2015年2月8日日曜日

【独り論文速報】 "Small black holes in $AdS_5 \times S^5$"

【文献】
A Buchel and L Lehner
"Small black holes in $AdS_5 \times S^5$"
arXiv: 1502.01574 [hep-th] (v1)
(種別:プレプリント)

【概要】
我々は$AdS_5 \times S^5$中にあり,$S^5$方向に伸びた(smearされた)小さなブラックホールを考察する.我々はブラックホールの$S^5$上での局在化へと発展する揺らぎに相当する$\ell = 1$の$S^5$-準固有振動を計算する.我々はHubeny-Rangamaniによって見つけられたゼロ・ モードを再現し,さらにGregory-Laflamme不安定性の存在を陽に示す.予想されたように,不安定性は次元5の演算子の期待値に付随している.

【内容】
アインシュタイン重力・負の宇宙項・5形式場がある10次元ブラックホール解は超弦理論と4次元ゲージ理論とのホログラフィック対応を語る上で重要である.その解は簡単な形をしていて\begin{eqnarray}ds^2 = -fdt^2+\frac{dr^2}{f}+r^2 d\Omega_3^2 + L^2 d\Omega_5^2, \;\;\; f=1+\frac{r^2}{L^2}-\frac{r_+^2}{r^2}\left( \frac{r_+^2}{L^2} +1 \right)\end{eqnarray}とかける.$d\Omega_n^2$は単位$n$次元球上の線素,$r_+$はホライズン半径,$L$は負の宇宙項と$\Lambda \sim -L^{-2}$の関係にある長さ次元をもった定数である.

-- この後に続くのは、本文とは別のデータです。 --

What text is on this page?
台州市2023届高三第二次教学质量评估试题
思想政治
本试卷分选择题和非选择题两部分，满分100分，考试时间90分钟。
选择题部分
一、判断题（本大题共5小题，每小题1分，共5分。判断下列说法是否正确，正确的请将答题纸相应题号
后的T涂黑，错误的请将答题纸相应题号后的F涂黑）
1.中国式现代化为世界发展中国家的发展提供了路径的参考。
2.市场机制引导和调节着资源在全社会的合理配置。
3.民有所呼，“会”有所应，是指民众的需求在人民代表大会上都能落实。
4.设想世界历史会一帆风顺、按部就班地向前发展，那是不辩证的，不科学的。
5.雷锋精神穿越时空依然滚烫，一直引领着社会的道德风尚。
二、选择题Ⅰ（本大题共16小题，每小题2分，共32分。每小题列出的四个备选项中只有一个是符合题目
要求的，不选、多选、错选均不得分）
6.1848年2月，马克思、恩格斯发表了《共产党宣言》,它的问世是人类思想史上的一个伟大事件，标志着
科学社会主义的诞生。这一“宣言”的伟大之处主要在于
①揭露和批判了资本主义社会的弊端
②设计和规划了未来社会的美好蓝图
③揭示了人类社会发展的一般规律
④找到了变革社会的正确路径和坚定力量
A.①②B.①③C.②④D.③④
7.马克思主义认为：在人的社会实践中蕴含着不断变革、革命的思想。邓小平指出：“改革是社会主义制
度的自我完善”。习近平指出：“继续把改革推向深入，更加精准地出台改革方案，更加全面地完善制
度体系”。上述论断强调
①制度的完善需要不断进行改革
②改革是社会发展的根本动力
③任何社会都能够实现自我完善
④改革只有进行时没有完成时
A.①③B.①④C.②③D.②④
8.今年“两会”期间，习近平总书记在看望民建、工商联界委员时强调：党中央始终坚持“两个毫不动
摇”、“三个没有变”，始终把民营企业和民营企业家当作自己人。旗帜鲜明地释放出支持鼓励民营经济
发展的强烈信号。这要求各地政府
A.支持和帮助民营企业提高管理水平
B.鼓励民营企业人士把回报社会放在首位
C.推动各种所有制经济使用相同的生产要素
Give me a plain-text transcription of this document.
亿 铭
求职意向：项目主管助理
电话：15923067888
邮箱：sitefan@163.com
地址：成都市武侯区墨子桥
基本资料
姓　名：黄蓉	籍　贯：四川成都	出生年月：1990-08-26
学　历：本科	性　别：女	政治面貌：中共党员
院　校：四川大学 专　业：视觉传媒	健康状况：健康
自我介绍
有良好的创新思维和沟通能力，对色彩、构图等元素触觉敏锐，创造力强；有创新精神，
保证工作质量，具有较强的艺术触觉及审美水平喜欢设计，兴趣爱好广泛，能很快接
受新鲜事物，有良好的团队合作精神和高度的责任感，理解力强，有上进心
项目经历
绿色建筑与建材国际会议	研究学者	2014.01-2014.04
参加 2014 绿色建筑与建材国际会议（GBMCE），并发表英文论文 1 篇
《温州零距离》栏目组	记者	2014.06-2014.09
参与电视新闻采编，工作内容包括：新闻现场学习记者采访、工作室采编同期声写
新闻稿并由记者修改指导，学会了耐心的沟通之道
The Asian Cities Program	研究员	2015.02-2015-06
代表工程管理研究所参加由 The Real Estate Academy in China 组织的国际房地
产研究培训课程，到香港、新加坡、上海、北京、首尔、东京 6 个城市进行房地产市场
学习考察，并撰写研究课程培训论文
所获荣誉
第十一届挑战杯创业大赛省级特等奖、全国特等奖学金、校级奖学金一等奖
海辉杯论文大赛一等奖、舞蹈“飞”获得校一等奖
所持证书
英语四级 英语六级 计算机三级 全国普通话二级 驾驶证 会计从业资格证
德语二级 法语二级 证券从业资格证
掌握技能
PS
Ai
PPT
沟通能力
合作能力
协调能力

このブラックホールの事象の地平線(イベントホライズン)は半径$r_+$の3次元球$S^3$が半径$L$の5次元球$S_5$に巻き付いたようなトポロジーをもっている.したがって,$r_+$が$L$に比べて小さければGregory-Laflamme不安定性が発生すると考えられている.歴史的には,これらはBanks-Douglas-Horowitz-Martinec (1998)やHorowitz (2000)で予言され,Hubeny-Rangamani (2002)で不安定性が発生する$r_+/L$の値(不安定性のonsetモード)が数値的に見つけられたようである.

$AdS_5 \times S^5$ブラックホールのホライズンの様子.$r$は動径座標,$\theta$は$S^5$の角度座標の一つ.この論文では,$\theta$方向に非一様な線形摂動が考察され,$r_+/L \lesssim 0.44$で不安定になることが示されている.

一般にGregory-Laflamme不安定性は時間依存性のない摂動(ゼロモード)を解けば不安定性がonsetするパラメータの値(今の場合$r_+/L$の値)を見つけられることが知られている.それをやったのがHubeny-Rangamani (2002)の仕事だが,本当は時間依存性のある摂動を行い,実際に不安定性が存在するのか調べなければならない.それを調べたのが本研究といえる.

【疑問】
  • 古典的な不安定性(Gregory-Laflamme不安定性)と熱力学的な不安定性(平衡状態がエントロピーや自由エネルギーの極値をとる点になっていない)が対応していることを述べたGubser-Mitra仮説について全く触れられていない.
  • ブラックホールの摂動を解く作業は,ホライズンと無限遠を境界とする二点境界値問題に帰着され,数値的にはシューティング法で解かれることが多い.本文を読むと5つのシューティングパラメータがあるように見えるが,5つのシューティングパラメータがある問題など本当に解けるのだろうか(これは5次元空間のなかの一点を数値的に探すという途轍もない問題である).方法はAharony-Buchel-Kerner (2007)に書いてあるそう.
  • K Murata氏が2009年にKerr-$AdS_5 \times S^5$ブラックホールのGregory-Laflamme不安定性(とsuperradiance不安定性)を数値的に求めているが,それに触れていない.
【誤植】
  • p12,l5,${\rm Re} (w) \Longrightarrow {\rm Re} (\omega)$
  • p12,Eq. (4.16),$ {\rm Im} (\omega) = -ig \Longrightarrow {\rm Im} (\omega) = -g $
  • p14, Eq. (4.22),$ {\rm Im} (w (\rho_+))=0 \Longrightarrow {\rm Im} (\omega (\rho_+))=0 $

【英語】
  • smear:塗りつける,汚す,中傷する
  • foresee:~を予測する,見越す,先読みする
  • separatrix:区分線,《数》分割記号
  • ensue:後に続いて起こる,結果として起こる(~follow)
  • venue::開催地,現場,会場,《米》立場,意見
【蛇足】
  • Buchel氏はカナダの西オンタリオ大学の素粒子論的な宇宙論やブラックホールを研究している人.出身はロシアのよう.
  • Lehner氏はカナダのゲルフ大とウォータールー(Waterloo;ワーテルローとも読むそう)大に所属する数値相対論研究者.Buchel氏と共にペリミーター研究所にも所属しているので,最近は共同研究しているよう.